Transcribed form a clipping from the Christian Science Monitor, Women Today Section, 8/29/1949, by David W. Brown 7/25/2009.
The article was accompanied by a photograph of Miss Mullikin taken by a Christian Science Monitor staff photographer. (note: the correct spelling of her last name is Mullikin)
"American Artist ‘Painted’ Way in China
African Village Life, Too, Depicted by Miss Millikin (should be Mullikin)
by Jessee Ash Arndt
Women’s Editor of the Christian Science Monitor
To most artists, the opportunity to spend two years in Nairobi, Kenya Colony, East Africa and paint there, would seem a priceless adventure. To Miss Augusta Millikin (Mullikin), who has just returned, it was but one of many she has had in the past 30 years.

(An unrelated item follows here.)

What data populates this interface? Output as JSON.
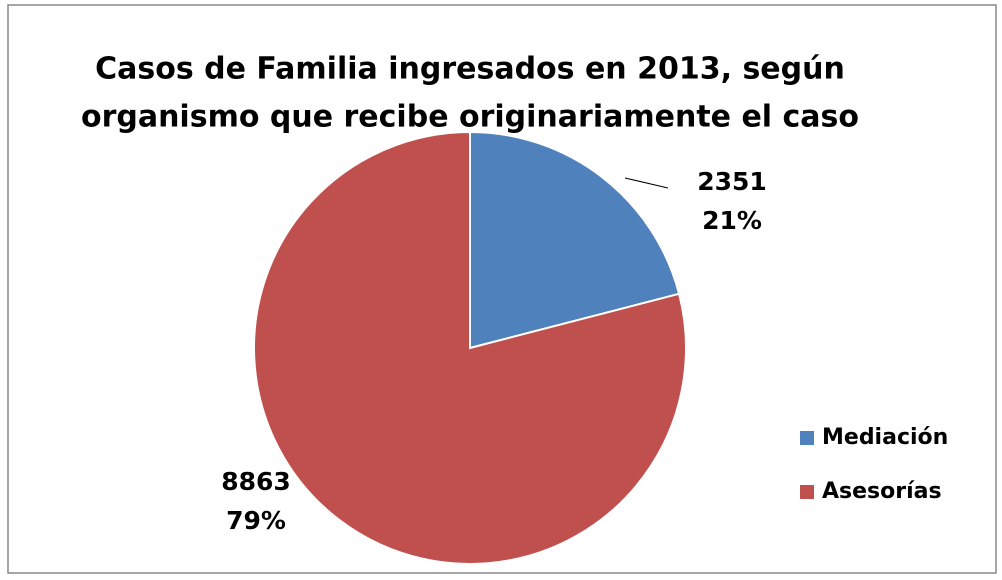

It was not in the search for adventure, however, that she left Boston for a six months visit to China in 1920. It was a desire to see her sister, whose husband, Edward K. Lowry, was in the export-import business in Tientsin, that took her there.
She found the country practically a paradise for a painter, because if offered such a variety of unusual subjects. So she stayed on for many years. Finally she was obliged to remain -- as were her sister and brother-in-law -- after the Japanese occupation. Then what painting she did was part of the struggle to survive.
Paintings Reach America
Just a month before Pearl Harbor, her niece, Mrs. Robert M. Taylor, and Mr. Taylor, who is in the United States consular service, were returning from China to the States, and brought with them a number of her pictures. Others, which she managed to keep despite the hardships of the Japanese occupation, have finally reached America safely also.
Among those brought over by them, was a group of pictures showing the earliest Buddhist sculpture of the Yun Kang caves. An exhibition, which included these was held at the Corcoran Gallery in Washington, and the Philadelphia Academy, and the pictures were used to illustrate an article which appeared in the National Geographic Magazine. These were also published in The Studio, in London.
Miss Millikin and the Lowrys meantime were living in Tientsin. Because neither Mr. nor Mrs. Lowry was in good health, the three were allowed to remain in their home instead of being sent to a concentration camp, buty they received no ration cards.
Painted Chinese Portraits
This meant that they had no way of obtaining food except through the generosity of friends or on the black market. Miss Millikin (Mullikin) gave painting lessons, painted portraits for Chinese families from photographs of honored ancestors, and sold various belongings which would bring in needed funds.
Mr. and Mrs. Lowry passed on during this period and then she took into her home a British family who had been turned out of theirs. After a year the Japanese demanded that they leave this house, too, and Miss Millikin (Mullikin) then found refuge with another British family who still had a place of residence.
Chinese friends and friends there who were nationals of neutral countries showed great kindness during the trying years, she says, and without their help it would have seemed impossible to survive.
Returned to England
It was long weeks after the liberation before arrangements were finally made to return the British residents of Tientsin to England and Miss Millikin (Mullikin) had permission to leave at the same time. American Marines escorted the party of nearly 1200, protecting them from possible bandit attacks, from Tientsin to the North China port of Chin Wang Tao. They boarded a ship of normal 150-passenger capacity for the six and a half weeks passage to Southhampton.
Miss Millikin (Mullikin) was not in one of the ship’s dormitories, but in a cabin. However, it was a cabin which normally would have accommodated about four and there were 14 in it, nine of whom were children.
But after three and a half years, what were a few weeks of such discomfort? She was safely on her way to here niece and nephew at the United States Embassy in Paris. From there, she returned with them to the United States two years ago for a visit during his furlough, and then set off for Africa, where he served as consul general. He is now located in Washington, so Miss Millikin (Mullikin) is again making her home in America.
Village Life in Nairobi
While in Nairobi, she added to her collection of some 200 paintings done in China, interesting pictures of native African villages, and a few of the natives themselves. Because of their primitive superstitions about having their pictures made, she could not do many of the native people, she says. It was hard to persuade them to pose.
Although she had ample opportunity to see wild animals of that area, she did not paint them.
“We could look out at breakfast,” she related, “and see a whole family of baboons going along the fence making straight for our garden.” Just 13 miles away was the famous game preserve and they often drove over there to see the animals. Eight lions were the most she ever saw at one time, she recalled.
As her heavy baggage has only just arrived, Miss Millikin (Mullikin) has not had access to all her paintings and no exhibition of her most recent ones has yet been planned."